I was wearing several different hats at GCCBOSC – representing my day job at InterMine, an open-source biological data warehouse (I blogged about InterMine-related things here), I had recently joined the OBF board of directors and helped to run a Birds of Feather session for OBF community members, and also the focus of my blog today: I was really pleased to present a talk (and poster) for Code is Science, the project I’ve been focussing on during my Software Sustainability Institute Fellowship.

To give a bit of background, Code is Science is a project aimed at making more scientific code open source. At the Software Sustainability Institute Collaborations Workshop 2018 earlier this year, I co-wrote a manifesto with the help of Selina Aragon and Alexander Konovalov, asserting that code is an essential part of science.

A shortened form of the manifesto principles are as follows:

Open over closed: Scientific code should be open when published, so it can be reviewed and re-used.

Incorrect code results in incorrect science: Reviewers should review code as well as the the subject matter.

Code for the future: Good coding practices make for better science!

Availability over perfection: It’s easy to be tempted to hide code until it’s “perfect” – share early.

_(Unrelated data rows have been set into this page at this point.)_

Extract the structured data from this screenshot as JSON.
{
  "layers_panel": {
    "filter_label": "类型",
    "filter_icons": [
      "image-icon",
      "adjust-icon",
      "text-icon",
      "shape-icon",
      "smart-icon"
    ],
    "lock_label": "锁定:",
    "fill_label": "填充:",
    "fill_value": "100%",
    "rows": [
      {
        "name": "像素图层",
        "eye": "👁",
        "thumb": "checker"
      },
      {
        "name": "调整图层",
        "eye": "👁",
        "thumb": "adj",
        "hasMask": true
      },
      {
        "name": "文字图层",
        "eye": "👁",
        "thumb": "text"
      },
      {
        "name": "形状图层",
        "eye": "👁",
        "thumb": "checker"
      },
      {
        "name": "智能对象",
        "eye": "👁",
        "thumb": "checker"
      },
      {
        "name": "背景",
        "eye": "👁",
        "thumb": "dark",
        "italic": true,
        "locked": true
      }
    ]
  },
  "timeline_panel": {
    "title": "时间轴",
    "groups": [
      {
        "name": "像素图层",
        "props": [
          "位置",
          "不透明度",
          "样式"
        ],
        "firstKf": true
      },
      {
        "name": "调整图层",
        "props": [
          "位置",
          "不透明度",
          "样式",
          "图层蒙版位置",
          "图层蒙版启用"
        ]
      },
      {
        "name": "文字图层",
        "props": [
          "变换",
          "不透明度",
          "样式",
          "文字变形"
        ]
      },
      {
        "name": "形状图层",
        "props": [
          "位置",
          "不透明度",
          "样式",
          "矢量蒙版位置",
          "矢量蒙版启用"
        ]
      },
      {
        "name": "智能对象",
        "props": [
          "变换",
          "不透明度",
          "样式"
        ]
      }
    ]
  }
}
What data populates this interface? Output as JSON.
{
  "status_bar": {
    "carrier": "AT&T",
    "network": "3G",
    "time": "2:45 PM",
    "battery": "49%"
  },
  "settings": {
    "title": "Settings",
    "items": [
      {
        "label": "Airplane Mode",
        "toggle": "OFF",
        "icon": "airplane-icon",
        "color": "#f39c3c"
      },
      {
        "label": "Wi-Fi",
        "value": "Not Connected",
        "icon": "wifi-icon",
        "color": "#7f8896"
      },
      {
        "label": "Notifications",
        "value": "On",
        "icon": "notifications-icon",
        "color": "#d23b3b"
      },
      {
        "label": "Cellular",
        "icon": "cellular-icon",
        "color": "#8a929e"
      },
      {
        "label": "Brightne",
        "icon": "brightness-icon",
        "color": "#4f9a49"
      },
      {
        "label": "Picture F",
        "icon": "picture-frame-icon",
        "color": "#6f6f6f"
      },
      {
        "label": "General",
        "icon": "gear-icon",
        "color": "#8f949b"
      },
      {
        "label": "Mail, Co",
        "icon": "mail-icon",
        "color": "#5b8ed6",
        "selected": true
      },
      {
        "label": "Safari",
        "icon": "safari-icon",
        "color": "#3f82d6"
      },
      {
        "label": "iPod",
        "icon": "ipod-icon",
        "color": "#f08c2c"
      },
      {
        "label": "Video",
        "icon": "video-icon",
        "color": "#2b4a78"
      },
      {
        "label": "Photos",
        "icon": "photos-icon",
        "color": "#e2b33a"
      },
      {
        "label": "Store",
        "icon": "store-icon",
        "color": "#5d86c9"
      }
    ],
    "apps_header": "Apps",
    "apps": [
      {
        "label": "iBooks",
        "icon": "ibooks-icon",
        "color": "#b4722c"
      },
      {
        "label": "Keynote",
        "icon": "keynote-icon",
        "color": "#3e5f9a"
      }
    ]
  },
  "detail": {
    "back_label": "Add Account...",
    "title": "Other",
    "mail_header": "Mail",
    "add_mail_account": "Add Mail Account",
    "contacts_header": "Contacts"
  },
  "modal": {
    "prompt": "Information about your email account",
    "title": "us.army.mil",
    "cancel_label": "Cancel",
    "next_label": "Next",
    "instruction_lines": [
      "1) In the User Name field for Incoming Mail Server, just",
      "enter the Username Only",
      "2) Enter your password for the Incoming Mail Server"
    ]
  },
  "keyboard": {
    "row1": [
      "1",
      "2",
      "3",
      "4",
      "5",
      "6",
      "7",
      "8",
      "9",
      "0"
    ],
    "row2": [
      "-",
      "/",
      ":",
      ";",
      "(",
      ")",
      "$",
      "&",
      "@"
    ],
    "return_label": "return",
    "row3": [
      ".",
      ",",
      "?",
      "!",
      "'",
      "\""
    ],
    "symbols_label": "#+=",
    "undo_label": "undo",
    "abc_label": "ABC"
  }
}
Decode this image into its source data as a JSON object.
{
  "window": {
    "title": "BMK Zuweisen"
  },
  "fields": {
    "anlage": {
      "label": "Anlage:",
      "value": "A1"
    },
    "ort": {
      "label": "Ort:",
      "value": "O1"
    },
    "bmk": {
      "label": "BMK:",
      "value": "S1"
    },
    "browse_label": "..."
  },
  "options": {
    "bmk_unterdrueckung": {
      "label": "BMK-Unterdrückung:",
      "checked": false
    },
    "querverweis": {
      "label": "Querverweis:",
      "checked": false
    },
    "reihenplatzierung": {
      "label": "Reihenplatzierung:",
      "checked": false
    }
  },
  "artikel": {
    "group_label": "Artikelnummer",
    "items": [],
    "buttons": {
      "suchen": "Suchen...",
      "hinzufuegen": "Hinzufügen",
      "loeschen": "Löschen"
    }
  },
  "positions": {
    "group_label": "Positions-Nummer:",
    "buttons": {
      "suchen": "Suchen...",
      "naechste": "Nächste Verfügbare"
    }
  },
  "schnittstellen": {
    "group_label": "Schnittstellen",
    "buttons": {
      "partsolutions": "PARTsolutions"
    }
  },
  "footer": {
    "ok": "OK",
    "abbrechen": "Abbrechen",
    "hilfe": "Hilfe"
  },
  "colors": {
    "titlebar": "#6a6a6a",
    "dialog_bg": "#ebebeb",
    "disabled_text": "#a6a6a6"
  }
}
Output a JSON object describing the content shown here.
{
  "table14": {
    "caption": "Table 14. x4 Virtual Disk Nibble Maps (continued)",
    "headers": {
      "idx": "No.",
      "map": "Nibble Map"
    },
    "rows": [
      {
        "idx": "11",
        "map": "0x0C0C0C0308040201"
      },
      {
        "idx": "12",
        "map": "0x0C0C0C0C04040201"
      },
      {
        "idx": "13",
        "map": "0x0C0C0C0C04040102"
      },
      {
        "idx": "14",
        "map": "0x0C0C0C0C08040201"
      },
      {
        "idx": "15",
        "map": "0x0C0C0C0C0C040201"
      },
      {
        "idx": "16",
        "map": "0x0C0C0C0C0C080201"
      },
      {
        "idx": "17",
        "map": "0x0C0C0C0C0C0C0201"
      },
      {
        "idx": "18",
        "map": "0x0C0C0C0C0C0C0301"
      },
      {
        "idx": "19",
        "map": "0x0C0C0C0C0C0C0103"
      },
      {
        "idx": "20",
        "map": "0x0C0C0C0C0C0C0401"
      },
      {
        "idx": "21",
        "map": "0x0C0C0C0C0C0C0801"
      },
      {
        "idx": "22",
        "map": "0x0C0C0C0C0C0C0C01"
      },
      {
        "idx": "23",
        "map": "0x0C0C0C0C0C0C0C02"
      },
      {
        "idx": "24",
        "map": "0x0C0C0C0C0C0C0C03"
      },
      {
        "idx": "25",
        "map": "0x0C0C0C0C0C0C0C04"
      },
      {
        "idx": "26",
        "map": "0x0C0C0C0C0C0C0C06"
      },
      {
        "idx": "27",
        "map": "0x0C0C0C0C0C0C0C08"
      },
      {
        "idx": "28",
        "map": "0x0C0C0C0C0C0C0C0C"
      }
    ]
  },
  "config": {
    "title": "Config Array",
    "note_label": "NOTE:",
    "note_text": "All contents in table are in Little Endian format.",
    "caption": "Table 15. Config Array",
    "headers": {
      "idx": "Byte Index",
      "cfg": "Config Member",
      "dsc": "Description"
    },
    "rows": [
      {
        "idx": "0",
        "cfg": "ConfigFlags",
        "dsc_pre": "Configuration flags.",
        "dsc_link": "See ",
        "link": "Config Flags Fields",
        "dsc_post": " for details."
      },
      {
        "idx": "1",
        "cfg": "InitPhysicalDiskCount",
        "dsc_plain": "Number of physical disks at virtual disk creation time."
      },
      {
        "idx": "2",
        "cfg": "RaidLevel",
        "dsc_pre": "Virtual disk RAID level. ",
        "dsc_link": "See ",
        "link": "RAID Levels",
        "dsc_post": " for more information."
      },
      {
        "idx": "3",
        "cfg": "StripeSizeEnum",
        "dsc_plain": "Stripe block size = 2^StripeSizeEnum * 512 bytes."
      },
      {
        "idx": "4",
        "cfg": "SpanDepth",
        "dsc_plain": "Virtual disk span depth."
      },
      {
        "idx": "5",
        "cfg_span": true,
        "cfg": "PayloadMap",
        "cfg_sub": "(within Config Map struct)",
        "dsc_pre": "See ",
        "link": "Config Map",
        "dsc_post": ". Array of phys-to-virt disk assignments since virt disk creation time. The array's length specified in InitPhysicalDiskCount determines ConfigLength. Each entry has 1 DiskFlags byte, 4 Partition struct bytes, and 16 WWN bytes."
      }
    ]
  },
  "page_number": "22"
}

Code deserves credit: software authors should gain credit for writing code and not just papers.

If these principles speak to you, you can read the full manifesto, and maybe even sign it yourself or encourage your organisation to sign it. If you’d like copies of the manifesto or stickers to distribute, feel free to contact us to request some.

Overall, my talk seemed to go well, if Twitter is any judge. I only had a seven-minute lightning talk slot, so I didn’t have quite enough time to give it as full a background as I’d have liked, nor cover future plans. Still, I was incredibly pleased to get the chance to share it at GCCBOSC, and I hope others feel similarly about scientific code.

Slides from the talk are available here and the poster is on GitHub. All materials are creative-commons licenced and can be freely re-used.